Generating customized content in videos has received increasing attention recently. However, existing works primarily focus on
customized text-to-video generation for single subject, suffering from subject-missing and attribute-binding problems when the
video is expected to contain multiple subjects. Furthermore, existing models struggle to assign the desired actions to the corresponding
subjects (action-binding problem), failing to achieve satisfactory multisubject generation performance. To tackle the problems, in this
paper, we propose DisenStudio, a novel framework that can generate text-guided videos for customized multiple subjects, given
few images for each subject. Specifically, DisenStudio enhances a pretrained diffusion-based text-to-video model with our proposed
spatial-disentangled cross-attention mechanism to associate each subject with the desired action.
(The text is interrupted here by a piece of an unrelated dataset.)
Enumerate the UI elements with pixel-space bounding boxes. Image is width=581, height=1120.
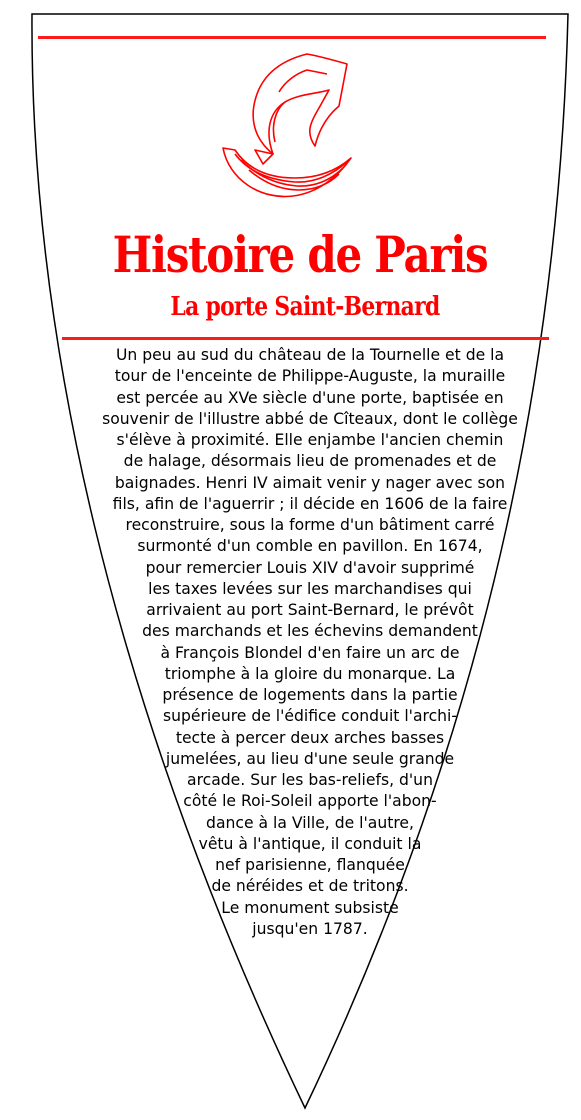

Then the model is customized for the
multiple subjects with the proposed motion-preserved disentangled finetuning, which involves three tuning strategies: multi-subject cooccurrence
tuning, masked single-subject tuning, and multi-subject motion-preserved tuning. The first two strategies guarantee the subject occurrence and
preserve their visual attributes, and the third strategy helps the model maintain the temporal motion-generation ability when finetuning on static
images. We conduct extensive experiments to demonstrate our proposed DisenStudio significantly outperforms existing methods in various metrics.
Additionally, we show that DisenStudio can be used as a powerful tool for various controllable generation applications.